歯ぎしりは寝ている間に強く歯を噛みしめることで起こります。大きな原因として挙げられるのが日中のストレスで、これが寝ている無意識化に、歯ぎしりという症状で表れてしまうのです。歯ぎしり治療にはストレスの改善が最も効果的ですが、そう簡単には改善できません。このため、マウスピースを被せて歯ぎしりを抑制する、ストレス緩和の飲み薬を使用する、ボトックス注射で歯ぎしりが起こらないように筋肉をコントロールするなど、さまざまな治療法があります。しかし、いずれも治療には費用がかかり、中には保険適用外となりコスト面で大きな負担となる治療法もあります。なるべく費用を抑えて治療したい、そんな方におすすめなのが耳のマッサージです。
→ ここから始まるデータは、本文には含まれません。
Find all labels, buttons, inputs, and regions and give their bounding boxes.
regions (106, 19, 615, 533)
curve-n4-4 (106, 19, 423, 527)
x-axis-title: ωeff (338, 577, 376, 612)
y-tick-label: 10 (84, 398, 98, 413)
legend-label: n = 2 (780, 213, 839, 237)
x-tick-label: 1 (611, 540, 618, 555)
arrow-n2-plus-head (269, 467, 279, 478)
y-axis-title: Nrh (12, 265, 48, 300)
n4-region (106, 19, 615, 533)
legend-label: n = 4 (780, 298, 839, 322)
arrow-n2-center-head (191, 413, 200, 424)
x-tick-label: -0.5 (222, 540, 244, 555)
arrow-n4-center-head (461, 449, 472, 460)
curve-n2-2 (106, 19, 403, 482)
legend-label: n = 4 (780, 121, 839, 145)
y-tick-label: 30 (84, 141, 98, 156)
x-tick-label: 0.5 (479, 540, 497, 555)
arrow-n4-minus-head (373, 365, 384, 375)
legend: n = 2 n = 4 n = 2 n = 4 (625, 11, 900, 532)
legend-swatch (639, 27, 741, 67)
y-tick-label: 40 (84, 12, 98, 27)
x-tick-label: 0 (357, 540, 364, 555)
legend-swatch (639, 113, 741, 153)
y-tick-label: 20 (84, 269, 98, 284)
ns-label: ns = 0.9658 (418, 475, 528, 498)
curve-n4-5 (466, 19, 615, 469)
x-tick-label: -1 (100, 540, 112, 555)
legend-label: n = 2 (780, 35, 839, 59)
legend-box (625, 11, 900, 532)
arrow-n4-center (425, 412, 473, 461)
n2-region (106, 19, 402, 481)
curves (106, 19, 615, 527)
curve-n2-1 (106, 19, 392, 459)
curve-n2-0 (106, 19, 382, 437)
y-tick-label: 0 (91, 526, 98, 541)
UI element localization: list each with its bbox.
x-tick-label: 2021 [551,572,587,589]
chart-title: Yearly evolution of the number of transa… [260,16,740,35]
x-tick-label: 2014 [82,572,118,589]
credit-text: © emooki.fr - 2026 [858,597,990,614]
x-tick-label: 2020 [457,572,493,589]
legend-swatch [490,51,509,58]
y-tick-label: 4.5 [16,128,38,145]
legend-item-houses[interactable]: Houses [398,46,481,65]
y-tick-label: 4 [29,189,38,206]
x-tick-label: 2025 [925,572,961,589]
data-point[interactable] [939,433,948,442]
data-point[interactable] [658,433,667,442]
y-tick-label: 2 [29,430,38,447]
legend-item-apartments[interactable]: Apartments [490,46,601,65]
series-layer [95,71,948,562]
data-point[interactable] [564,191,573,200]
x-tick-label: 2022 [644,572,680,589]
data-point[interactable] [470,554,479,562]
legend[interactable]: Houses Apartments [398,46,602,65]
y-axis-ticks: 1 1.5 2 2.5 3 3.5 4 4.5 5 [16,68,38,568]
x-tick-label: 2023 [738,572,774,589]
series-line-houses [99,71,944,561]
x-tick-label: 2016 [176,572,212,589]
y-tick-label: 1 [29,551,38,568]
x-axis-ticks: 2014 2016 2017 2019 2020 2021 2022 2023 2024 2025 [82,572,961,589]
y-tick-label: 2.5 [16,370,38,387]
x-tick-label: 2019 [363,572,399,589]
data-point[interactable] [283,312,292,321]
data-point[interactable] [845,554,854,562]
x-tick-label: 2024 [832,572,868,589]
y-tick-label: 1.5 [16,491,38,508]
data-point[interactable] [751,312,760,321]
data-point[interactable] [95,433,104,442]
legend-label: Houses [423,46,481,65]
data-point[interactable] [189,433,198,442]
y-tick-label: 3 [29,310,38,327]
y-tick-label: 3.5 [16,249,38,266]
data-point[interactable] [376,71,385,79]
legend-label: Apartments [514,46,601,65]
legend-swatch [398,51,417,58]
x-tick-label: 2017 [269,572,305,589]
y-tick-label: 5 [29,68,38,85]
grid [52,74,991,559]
耳のマッサージが効果的という説は、指圧マッサージと鍼灸治療を行ってきた専門家によるものです。歯ぎしりは歯だけでなく、咬筋から繋がっている首や頭の筋肉にも影響を及ぼし、頭痛や肩こりなどの症状を引き起こします。これを放置しておくと、筋肉が凝り固まり、さらに歯ぎしりが悪化してしまいます。しかし、専門家によると、筋肉で繋がっている耳をマッサージすることでこれを防ぎ、さらには歯ぎしり自体の改善にも効果が期待できる、ということです。歯ぎしりに悩むすべての方に効果が期待できるという保証はありませんが、有効な改善策として一定の効果は期待できます。

歯ぎしり改善の耳のマッサージは、特別な道具は必要ありません。まずは、両手をグーの形にして、指の第二関節を耳の上に押し当てます。その状態のまま10秒間数えながら、少しだけ上下に動かしてマッサージをしていきます。10秒経ったら少し上の位置、さらに10秒経ったらもう少し上の位置と、三つの段階に分けてマッサージをしていきましょう。第二関節で頭の内側に押し込むようなイメージで行います。強い力で押すと周りの皮膚や筋肉にダメージを及ぼすので、痛みを感じない程度の力加減で行いましょう。

耳のマッサージは入浴中、血行が促進されている状態で行うのがおすすめです。頭は心臓より高い位置にあり、血行不良が起こりやすい部分です。40度前後のぬるま湯に20分を目安に肩まで浸かれば、全身の血行が促進されます。血行が促進した状態になれば筋肉のコリもほぐされ、マッサージがしやすくなりより高い効果が期待できます。ただし、耳のマッサージは、頭部に傷がある方や頭痛の症状が出ている方、軽い力のマッサージでも痛みを感じる方は避けましょう。症状が緩和してから耳のマッサージを行ってください。